Como pasa con cualquier política que beneficie al gobierno y sus intereses relacionados, el establishment ha hecho todo lo posible en sus esfuerzos de propaganda a favor del TLCAN. Sus aliados intelectuales incluso han formado redes para defender la causa de la centralización del gobierno. Incluso si el tratado TLCAN valiera la pena, este flujo de esfuerzos del gobierno y sus amigos plantearía sospechas.
La gente sospecha correctamente que este esfuerzo está relacionado con la enorme cantidad de dinero que el gobierno mexicano y sus intereses especiales aliados están gastando en cabildear a favor del TLCAN. Ese dinero es, por decirlo así, el anticipo de los 20.000 millones de dólares que los mexicanos esperan estafar a los contribuyentes americanos una vez se apruebe el TLCAN.
Los defensores del TLCAN dicen que debemos sacrificarnos para “salvar” al presidente mexicano, Carlos Salinas, y sus supuestamente maravillosas políticas de “libre mercado”. Pero sin duda los americanos están justificadamente cansados de hacer eternos “sacrificios” o cortarse sus propias gargantas a favor de oscuros objetivos extranjeros que nunca parecen beneficiarles. Si muere el TLCAN, Salinas y su partido pueden caer. Pero lo que eso significa es que el vil gobierno de partido único del PRI (Partido Revolucionario Institucional) en México puede al menos acabarse después de muchas décadas de corrupción. ¿Qué tiene eso de malo? ¿Por qué debería ese destino hacer que tiemblen nuestros defensores de la “democracia global”?
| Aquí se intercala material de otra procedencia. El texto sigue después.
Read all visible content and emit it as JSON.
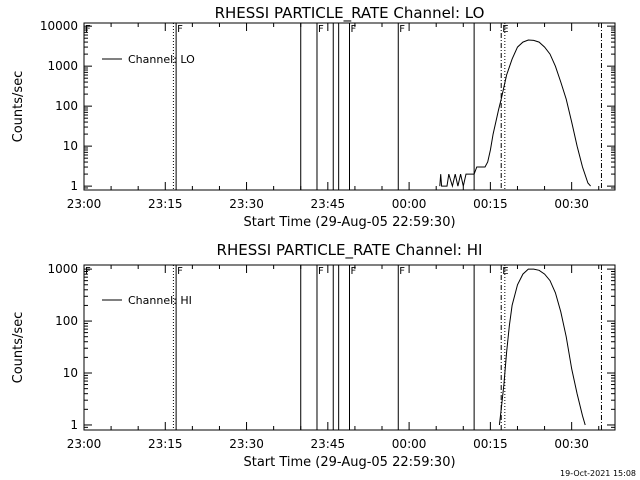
{
  "chart_data": [
    {
      "type": "line",
      "title": "RHESSI PARTICLE_RATE Channel: LO",
      "xlabel": "Start Time (29-Aug-05 22:59:30)",
      "ylabel": "Counts/sec",
      "xlim": [
        "23:00",
        "00:38"
      ],
      "ylim": [
        0.8,
        12000
      ],
      "yscale": "log",
      "grid": false,
      "legend": "top-left",
      "x_ticks": [
        "23:00",
        "23:15",
        "23:30",
        "23:45",
        "00:00",
        "00:15",
        "00:30"
      ],
      "y_ticks": [
        "1",
        "10",
        "100",
        "1000",
        "10000"
      ],
      "y_tick_values": [
        1,
        10,
        100,
        1000,
        10000
      ],
      "series": [
        {
          "name": "Channel: LO",
          "x": [
            "23:00:30",
            "00:05:40",
            "00:05:50",
            "00:06:00",
            "00:07:00",
            "00:07:20",
            "00:08:00",
            "00:08:30",
            "00:09:00",
            "00:09:30",
            "00:10:00",
            "00:10:30",
            "00:11:00",
            "00:11:30",
            "00:12:00",
            "00:12:30",
            "00:13:00",
            "00:13:30",
            "00:14:00",
            "00:14:30",
            "00:15:00",
            "00:15:30",
            "00:16:00",
            "00:16:30",
            "00:17:00",
            "00:18:00",
            "00:19:00",
            "00:20:00",
            "00:21:00",
            "00:22:00",
            "00:23:00",
            "00:24:00",
            "00:25:00",
            "00:26:00",
            "00:27:00",
            "00:28:00",
            "00:29:00",
            "00:30:00",
            "00:31:00",
            "00:32:00",
            "00:33:00",
            "00:33:30"
          ],
          "y": [
            null,
            1,
            2,
            1,
            1,
            2,
            1,
            2,
            1,
            2,
            1,
            2,
            2,
            2,
            2,
            3,
            3,
            3,
            3,
            4,
            8,
            20,
            40,
            80,
            150,
            600,
            1500,
            3000,
            4000,
            4500,
            4400,
            4000,
            3000,
            2000,
            1000,
            400,
            150,
            40,
            10,
            3,
            1.2,
            1
          ]
        }
      ],
      "vlines": [
        {
          "x": "23:16:30",
          "style": "dotted"
        },
        {
          "x": "23:17:00",
          "style": "solid",
          "flag": "F"
        },
        {
          "x": "23:40:00",
          "style": "solid"
        },
        {
          "x": "23:43:00",
          "style": "solid",
          "flag": "F"
        },
        {
          "x": "23:46:00",
          "style": "solid"
        },
        {
          "x": "23:47:00",
          "style": "solid"
        },
        {
          "x": "23:49:00",
          "style": "solid",
          "flag": "F"
        },
        {
          "x": "23:58:00",
          "style": "solid",
          "flag": "F"
        },
        {
          "x": "00:12:00",
          "style": "solid"
        },
        {
          "x": "00:17:00",
          "style": "dashdot",
          "flag": "E"
        },
        {
          "x": "00:17:40",
          "style": "dotted"
        },
        {
          "x": "00:35:30",
          "style": "dashdot"
        }
      ],
      "edge_flag": "F"
    },
    {
      "type": "line",
      "title": "RHESSI PARTICLE_RATE Channel: HI",
      "xlabel": "Start Time (29-Aug-05 22:59:30)",
      "ylabel": "Counts/sec",
      "xlim": [
        "23:00",
        "00:38"
      ],
      "ylim": [
        0.8,
        1200
      ],
      "yscale": "log",
      "grid": false,
      "legend": "top-left",
      "x_ticks": [
        "23:00",
        "23:15",
        "23:30",
        "23:45",
        "00:00",
        "00:15",
        "00:30"
      ],
      "y_ticks": [
        "1",
        "10",
        "100",
        "1000"
      ],
      "y_tick_values": [
        1,
        10,
        100,
        1000
      ],
      "series": [
        {
          "name": "Channel: HI",
          "x": [
            "00:16:40",
            "00:17:00",
            "00:17:30",
            "00:18:00",
            "00:18:30",
            "00:19:00",
            "00:20:00",
            "00:21:00",
            "00:22:00",
            "00:23:00",
            "00:24:00",
            "00:25:00",
            "00:26:00",
            "00:27:00",
            "00:28:00",
            "00:29:00",
            "00:30:00",
            "00:31:00",
            "00:32:00",
            "00:32:30"
          ],
          "y": [
            1,
            2,
            6,
            25,
            80,
            200,
            500,
            800,
            1000,
            1000,
            950,
            800,
            600,
            350,
            150,
            50,
            12,
            4,
            1.5,
            1
          ]
        }
      ],
      "vlines": [
        {
          "x": "23:16:30",
          "style": "dotted"
        },
        {
          "x": "23:17:00",
          "style": "solid",
          "flag": "F"
        },
        {
          "x": "23:40:00",
          "style": "solid"
        },
        {
          "x": "23:43:00",
          "style": "solid",
          "flag": "F"
        },
        {
          "x": "23:46:00",
          "style": "solid"
        },
        {
          "x": "23:47:00",
          "style": "solid"
        },
        {
          "x": "23:49:00",
          "style": "solid",
          "flag": "F"
        },
        {
          "x": "23:58:00",
          "style": "solid",
          "flag": "F"
        },
        {
          "x": "00:12:00",
          "style": "solid"
        },
        {
          "x": "00:17:00",
          "style": "dashdot",
          "flag": "E"
        },
        {
          "x": "00:17:40",
          "style": "dotted"
        },
        {
          "x": "00:35:30",
          "style": "dashdot"
        }
      ],
      "edge_flag": "F"
    }
  ],
  "footer": {
    "timestamp": "19-Oct-2021 15:08"
  },
  "colors": {
    "ink": "#000000",
    "background": "#ffffff"
  }
}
Deberíamos mirar la supuesta nobleza de Carlos Salinas de la misma forma que miramos a los demás sucedáneos de héroes que nos sirve el establishment. ¿Cuántos americanos saben, por ejemplo, que bajo el Anexo 602.3 del tratado TLCAN, el gobierno de “libre mercado” de Salinas “se reserva” toda exploración y uso, toda inversión y provisión, todo refinado y procesamiento, todo comercio, transporte y distribución de petróleo y gas natural? Se prohíbe, en otras palabras, toda inversión privas y operación de petróleo y gas en México. ¿Este es el gobierno que los americanos deben sacrificarse para mantener?
La mayoría de los conservadores ingleses y alemanes son muy conscientes de los peligros de la eurocracia de Bruselas-Maastricht. Entienden que cuando la gente y las instituciones cuya existencia se dedica a promover el estatismo reclaman repentinamente libertad, se están perdiendo algo. Los conservadores y libremercadistas americanos deberían asimismo ser conscientes de los peligros equivalentes del TLCAN.